With both the Commons and the Lords in session later that day, time was precious on our tour. Our knowledgeable guide met us in the oldest part of the Palace, the spectacular Westminster Hall, with its amazing hammer-beam roof (the largest in the world), the setting for many historic events including coronation feasts, the lying in state of monarchs and prominent parliamentarians, together with the trials of Charles I, Sir Thomas More and Guy Fawkes. We moved on through St. Stephen's Hall, passing the statue that a suffragette chained herself to in 1909, to the famous Central Lobby with its 300-foot tower (pictured).
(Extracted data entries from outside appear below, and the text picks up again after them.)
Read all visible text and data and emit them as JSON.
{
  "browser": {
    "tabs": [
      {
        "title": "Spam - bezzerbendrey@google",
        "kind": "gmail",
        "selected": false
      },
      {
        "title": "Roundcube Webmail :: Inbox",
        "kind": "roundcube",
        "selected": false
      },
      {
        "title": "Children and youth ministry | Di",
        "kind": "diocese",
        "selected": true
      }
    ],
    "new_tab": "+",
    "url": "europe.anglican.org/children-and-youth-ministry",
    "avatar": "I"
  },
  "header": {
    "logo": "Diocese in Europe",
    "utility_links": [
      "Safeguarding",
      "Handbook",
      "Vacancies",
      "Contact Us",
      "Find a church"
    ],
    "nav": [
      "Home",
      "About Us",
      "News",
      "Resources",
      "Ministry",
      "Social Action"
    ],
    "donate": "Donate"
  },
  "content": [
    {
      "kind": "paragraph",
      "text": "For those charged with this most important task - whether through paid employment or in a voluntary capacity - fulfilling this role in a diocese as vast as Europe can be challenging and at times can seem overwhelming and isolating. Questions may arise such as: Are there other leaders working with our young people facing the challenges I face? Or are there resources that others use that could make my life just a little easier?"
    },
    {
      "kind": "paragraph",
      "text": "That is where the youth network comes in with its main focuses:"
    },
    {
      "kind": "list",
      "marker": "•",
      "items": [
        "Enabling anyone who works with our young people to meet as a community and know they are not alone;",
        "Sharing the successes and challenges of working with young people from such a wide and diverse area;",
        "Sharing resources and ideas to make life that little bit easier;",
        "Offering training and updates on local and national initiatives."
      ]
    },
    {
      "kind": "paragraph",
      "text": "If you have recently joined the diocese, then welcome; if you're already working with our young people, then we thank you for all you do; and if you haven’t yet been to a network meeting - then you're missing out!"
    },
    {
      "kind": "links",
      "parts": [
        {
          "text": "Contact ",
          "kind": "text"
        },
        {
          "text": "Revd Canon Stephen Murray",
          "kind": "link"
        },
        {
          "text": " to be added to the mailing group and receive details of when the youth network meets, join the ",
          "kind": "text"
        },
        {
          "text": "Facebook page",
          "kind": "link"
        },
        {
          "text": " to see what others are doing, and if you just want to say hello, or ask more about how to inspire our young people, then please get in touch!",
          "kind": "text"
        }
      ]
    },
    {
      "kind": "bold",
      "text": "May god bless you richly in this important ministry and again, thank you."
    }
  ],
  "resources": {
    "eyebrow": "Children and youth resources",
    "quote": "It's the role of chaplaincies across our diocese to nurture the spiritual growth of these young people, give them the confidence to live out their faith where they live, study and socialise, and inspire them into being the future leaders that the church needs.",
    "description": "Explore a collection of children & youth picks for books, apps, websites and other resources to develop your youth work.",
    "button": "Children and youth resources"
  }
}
This is where television political correspondents often broadcast their reports from, but our eyes were drawn towards the extraordinary vaulted ceiling decorated with glittering mosaics and the mosaic panels showing the four patron saints of the home nations.

Making our way round the Princes Chamber, Royal Gallery, Norman Porch and Robing Room, I noticed the heady aroma of Parliament - a marvellous blend of furniture polish, leather and wood. Entering the House of Lords you are immediately struck by the intentionally opulent colour scheme of red, from the Peer's benches and the Lord Speaker's Woolsack (the latter reflecting the importance of the wool trade to the country in past centuries), to the exquisitely decorated, gilded mahogany throne where the Queen sits at the State Opening of Parliament.

Many traditions and rituals surround the State Opening including the arrival of Black Rod in the House of Commons to summon MPs to hear the Queen's Speech in the Lords. If you look on the door from the Members Lobby to the Chamber of the Commons you can see how repeated knocks from Black Rod's staff have worn away part of the right-hand door. Renowned for his Queen's Speech quips is the Labour MP Dennis Skinner (nicknamed "the Beast of Bolsover") and, later, as we stood in the shadow of Margaret Thatcher's statue, our guide pointed him out to us as he walked through the Members Lobby.

The interior of the Commons is far less lavish than the Lords, but no less impressive in its impact. During the war the Chamber was bombed and the architect Giles Gilbert Scott (famous for Battersea and Bankside Power Stations, and our beloved red telephone boxes) took charge of the rebuilding. What amazed me was how much smaller it seemed than on television; apparently it's difficult to fit all the MPs in the Chamber. As a point of local interest, I was delighted to discover that the Speaker's chair was made by the firm of H. H. Martyn from Evergreen and This England's home town of Cheltenham. For those of us on the tour, gazing at the rows of green benches - arranged under the ever-watchful gaze of the Press and Visitors Galleries above - the true significance of Parliament was powerfully felt. This is the place where we are represented; it shapes our lives and the nation.

It was a memorable visit, but all too brief. As I left, I took time to reflect and remember on Westminster Bridge and to be grateful, yet again, for democracy and freedom.